Резко сев, Киан смотрит на женщину, чьё мокрое, исхудалое лицо блестит во тьме напротив его лица. Нет — напротив его Обличья. Её болезненно тонкие пальцы лежат на его Обличье, и на её губах — синеватый след от губ Обличья, соприкоснувшихся с ними.
— Прости меня, — говорит эта женщина, и он думает, что так давно, Боже, так давно не слышал её голоса! — Ты простишь?
Он чувствует болезненный удар крови в груди и понимает, что что-то стряслось. Озирается — и изрыгает проклятие, которое вовсе не к лицу Клирику, хотя стражник Тамаль, случалось, сквернословил ещё и не так.
— Ярт! Где этот мальчишка?! Отвечай!
Она смеётся. Немыслимо — она смеётся! Знает, что сейчас он ударит её — и всё равно смеётся. Гладит его онемевшую, отвердевшую кожу там, где татуировка, и говорит:
— Он ушёл, пока я заговаривала тебе зубы. А ты заслушался меня и не заметил, верно? Я не знала, сумею ли, и не могла рисковать… Прости, в этом я тебя действительно обманула. Я же всё-таки женщина.
И хитро улыбается — как обычно, когда знает, что ему нечего ответить. Такая дерзкая! Такая жестокая, злая девчонка…
Но он ведь тоже зол и жесток — выходит, они хорошая пара.
— Иди ко мне, — говорит Эйда и, наконец отняв руку от его груди, протягивает её ладонью вверх, улыбаясь сквозь слёзы, блестящие в глазах, что в ночной темноте кажутся лиловыми.

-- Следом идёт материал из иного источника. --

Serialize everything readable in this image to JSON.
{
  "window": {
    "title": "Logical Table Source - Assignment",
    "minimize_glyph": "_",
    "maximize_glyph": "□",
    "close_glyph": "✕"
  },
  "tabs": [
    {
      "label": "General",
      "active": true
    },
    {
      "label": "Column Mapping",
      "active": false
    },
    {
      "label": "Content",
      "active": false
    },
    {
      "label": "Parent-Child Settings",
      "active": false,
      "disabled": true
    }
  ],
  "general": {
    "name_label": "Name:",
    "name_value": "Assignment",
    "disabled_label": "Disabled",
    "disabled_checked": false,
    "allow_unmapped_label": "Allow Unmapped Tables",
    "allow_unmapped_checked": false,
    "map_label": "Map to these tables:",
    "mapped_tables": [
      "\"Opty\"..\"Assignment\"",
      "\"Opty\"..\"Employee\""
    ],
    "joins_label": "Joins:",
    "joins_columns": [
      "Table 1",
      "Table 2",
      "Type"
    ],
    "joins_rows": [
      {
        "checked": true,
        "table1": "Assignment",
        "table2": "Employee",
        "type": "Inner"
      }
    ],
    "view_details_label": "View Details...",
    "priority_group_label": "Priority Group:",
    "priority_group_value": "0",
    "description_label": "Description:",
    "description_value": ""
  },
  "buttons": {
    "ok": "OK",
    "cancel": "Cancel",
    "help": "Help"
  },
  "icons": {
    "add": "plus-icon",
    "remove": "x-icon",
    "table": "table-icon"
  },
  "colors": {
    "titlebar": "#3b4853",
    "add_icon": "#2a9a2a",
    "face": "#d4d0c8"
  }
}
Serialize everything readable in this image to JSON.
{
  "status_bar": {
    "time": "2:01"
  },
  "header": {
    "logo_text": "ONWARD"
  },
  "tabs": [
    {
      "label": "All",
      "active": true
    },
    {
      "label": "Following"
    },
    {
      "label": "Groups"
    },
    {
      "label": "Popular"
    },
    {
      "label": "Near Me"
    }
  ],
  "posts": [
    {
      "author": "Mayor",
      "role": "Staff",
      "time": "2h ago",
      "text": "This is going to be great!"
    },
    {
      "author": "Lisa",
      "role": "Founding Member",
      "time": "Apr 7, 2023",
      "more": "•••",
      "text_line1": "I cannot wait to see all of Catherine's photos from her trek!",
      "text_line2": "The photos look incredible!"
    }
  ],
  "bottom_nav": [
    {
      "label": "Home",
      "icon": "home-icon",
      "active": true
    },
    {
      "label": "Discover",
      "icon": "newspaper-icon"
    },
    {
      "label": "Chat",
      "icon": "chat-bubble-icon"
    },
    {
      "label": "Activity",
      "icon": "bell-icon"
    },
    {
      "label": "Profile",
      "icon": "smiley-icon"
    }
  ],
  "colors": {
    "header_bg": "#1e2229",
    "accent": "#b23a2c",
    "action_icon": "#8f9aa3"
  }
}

И Киан думает, что, несмотря на эту грязь, и кровь, и худобу, и лохмотья, она всё ещё так красива.
— Иди ко мне, Киан, — говорит Эйда.
И он идёт.
Синие линии на его груди, такие же слепяще яркие теперь, как линии на её запястье, набухают, словно вены, бугрясь и лоснясь. С надрывным воплем они прорывают кожу, выбираясь наконец на волю (всё это время, думает Киан с безграничным изумлением, я был для него тюрьмой), вспыхивают в последний раз и падают в ладонь Эйды яростно пульсирующим иссиня-багровым сгустком. Змейка Эйды тоже отделяется и торопливо скользит по её кисти к этому сгустку, стремясь поскорее вернуться к нему, слиться с ним. Змейка прыгает в сгусток, застывает на нём синей жилкой — и в этот миг всё становится на свои места, всё становится ясно, и Киан с тоской и горем думает о других таких змейках, многие из которых покинули его и погибли, став частью людей, которых он обрёк на смерть, — и тут же понимает, что это было правильно и справедливо.